Le Tribunal Administratif de Strasbourg a examiné les recours de M. C, ressortissant albanais, contre deux arrêtés du 27 février 2025 : une obligation de quitter le territoire français sans délai avec interdiction de retour de deux ans (préfet de la Haute-Saône) et une assignation à résidence (préfet de la Moselle). Le tribunal a rejeté les demandes d'annulation, considérant que le moyen tiré de l'absence de menace pour l'ordre public était infondé et que l'illégalité de l'obligation de quitter le territoire n'était pas établie. La solution s'appuie sur les articles L. 611-1 et L. 731-1 du code de l'entrée et du séjour des étrangers et du droit d'asile.

Avocat : OLSZAKOWSKI JONAS

27 mars 2025• Reconduite à la frontière
TA101Décision

Tribunal Administratif de La Réunion — N° TA101-2500430

Le Tribunal Administratif de La Réunion a rejeté la requête de M. A, ressortissant comorien, contestant l'arrêté préfectoral du 20 mars 2025 l'obligeant à quitter le territoire français sans délai, avec une interdiction de retour de deux ans. Le tribunal a écarté le moyen d'incompétence du signataire, la délégation de signature étant valide. Il a également jugé que la décision ne méconnaissait pas les stipulations de l'article 8 de la Convention européenne des droits de l'homme et de l'article 3-1 de la Convention internationale des droits de l'enfant, compte tenu de l'absence de résidence effective avec son enfant. La solution retenue est le rejet de l'ensemble des demandes d'annulation et d'injonction.

Avocat : DEJOIE SEGOLENE

27 mars 2025• Reconduite à la frontière
TA104Décision• Excès de pouvoir

Tribunal Administratif DE NOUVELLE-CALEDONIE — N° TA104-2300328

Le Tribunal administratif de Nouvelle-Calédonie a rejeté la requête de M. B, fonctionnaire, qui contestait le non-renouvellement de son détachement sur le poste de directeur adjoint de l'EPNEFPA de Wallis-et-Futuna. Le tribunal a jugé que l'administration n'était pas tenue de solliciter les intentions de l'agent avant l'échéance du détachement, et que, en l'absence de droit au renouvellement, le refus pouvait être fondé sur l'intérêt du service sans motivation particulière ni communication préalable du dossier. Les conclusions indemnitaires ont été rejetées par voie de conséquence. La décision s'appuie notamment sur les articles L. 513-1 et L. 513-2 du code général de la fonction publique.

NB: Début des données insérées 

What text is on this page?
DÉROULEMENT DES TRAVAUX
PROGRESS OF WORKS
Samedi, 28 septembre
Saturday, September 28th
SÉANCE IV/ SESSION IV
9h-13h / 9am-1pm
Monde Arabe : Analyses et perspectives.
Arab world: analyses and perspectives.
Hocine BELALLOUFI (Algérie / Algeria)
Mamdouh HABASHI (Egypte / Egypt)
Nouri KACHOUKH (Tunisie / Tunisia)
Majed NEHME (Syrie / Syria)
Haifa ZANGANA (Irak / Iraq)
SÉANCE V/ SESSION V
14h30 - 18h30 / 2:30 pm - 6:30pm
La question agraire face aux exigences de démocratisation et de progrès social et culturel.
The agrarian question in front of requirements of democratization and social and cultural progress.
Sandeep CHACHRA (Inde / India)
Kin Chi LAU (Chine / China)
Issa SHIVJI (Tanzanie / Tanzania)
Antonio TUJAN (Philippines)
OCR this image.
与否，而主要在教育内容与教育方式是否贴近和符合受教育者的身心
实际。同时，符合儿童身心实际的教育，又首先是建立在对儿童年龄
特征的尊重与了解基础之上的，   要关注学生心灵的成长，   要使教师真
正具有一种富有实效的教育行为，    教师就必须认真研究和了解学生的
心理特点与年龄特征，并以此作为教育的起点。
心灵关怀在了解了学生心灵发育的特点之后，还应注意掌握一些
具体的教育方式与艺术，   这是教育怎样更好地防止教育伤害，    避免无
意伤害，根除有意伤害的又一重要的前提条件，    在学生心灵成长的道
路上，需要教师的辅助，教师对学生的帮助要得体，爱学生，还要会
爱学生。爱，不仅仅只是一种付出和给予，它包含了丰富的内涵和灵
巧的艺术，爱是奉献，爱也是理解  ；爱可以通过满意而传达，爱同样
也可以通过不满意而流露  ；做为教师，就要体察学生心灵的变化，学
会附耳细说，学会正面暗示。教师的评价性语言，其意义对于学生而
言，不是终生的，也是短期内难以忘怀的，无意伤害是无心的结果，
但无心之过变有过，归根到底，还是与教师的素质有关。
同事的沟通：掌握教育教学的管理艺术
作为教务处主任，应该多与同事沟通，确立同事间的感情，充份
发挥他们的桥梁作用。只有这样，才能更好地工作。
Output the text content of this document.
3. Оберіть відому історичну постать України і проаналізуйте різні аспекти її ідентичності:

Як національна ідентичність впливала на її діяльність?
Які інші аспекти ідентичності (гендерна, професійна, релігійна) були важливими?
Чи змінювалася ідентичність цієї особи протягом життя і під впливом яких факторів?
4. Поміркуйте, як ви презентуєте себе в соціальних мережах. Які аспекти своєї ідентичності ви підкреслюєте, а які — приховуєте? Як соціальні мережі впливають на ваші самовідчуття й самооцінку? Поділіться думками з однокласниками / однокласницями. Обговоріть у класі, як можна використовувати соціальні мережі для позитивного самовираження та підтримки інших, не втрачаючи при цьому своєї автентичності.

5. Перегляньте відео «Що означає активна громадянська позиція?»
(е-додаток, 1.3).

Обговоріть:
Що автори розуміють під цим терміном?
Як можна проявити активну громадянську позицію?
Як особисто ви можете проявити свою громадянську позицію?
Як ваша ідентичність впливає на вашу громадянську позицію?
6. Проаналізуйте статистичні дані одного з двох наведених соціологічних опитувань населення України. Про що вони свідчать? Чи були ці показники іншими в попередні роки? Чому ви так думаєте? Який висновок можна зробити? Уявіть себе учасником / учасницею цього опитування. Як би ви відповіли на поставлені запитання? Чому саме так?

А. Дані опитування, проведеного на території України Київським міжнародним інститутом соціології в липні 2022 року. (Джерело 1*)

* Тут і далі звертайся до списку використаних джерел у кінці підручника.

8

Avocat : DUGOUJON & ASSOCIES

27 mars 2025• 1ère CHAMBRE
TA106Décision

Tribunal Administratif de la Guyane — N° TA106-2500322

Le Tribunal Administratif de la Guyane, statuant en référé sur le fondement de l’article L. 521-3 du code de justice administrative, a enjoint au préfet de la Guyane de délivrer un rendez-vous à Mme A, ressortissante dominicaine, afin qu’elle puisse déposer sa première demande de titre de séjour. Le juge a retenu que la condition d’urgence était remplie compte tenu de l’ancienneté des démarches infructueuses de l’intéressée, de sa situation familiale (liée à un Français) et de l’absence de réponse de l’administration. La solution s’appuie sur le droit de tout étranger à voir sa situation examinée dans un délai raisonnable, en application du code de l’entrée et du séjour des étrangers et du droit d’asile.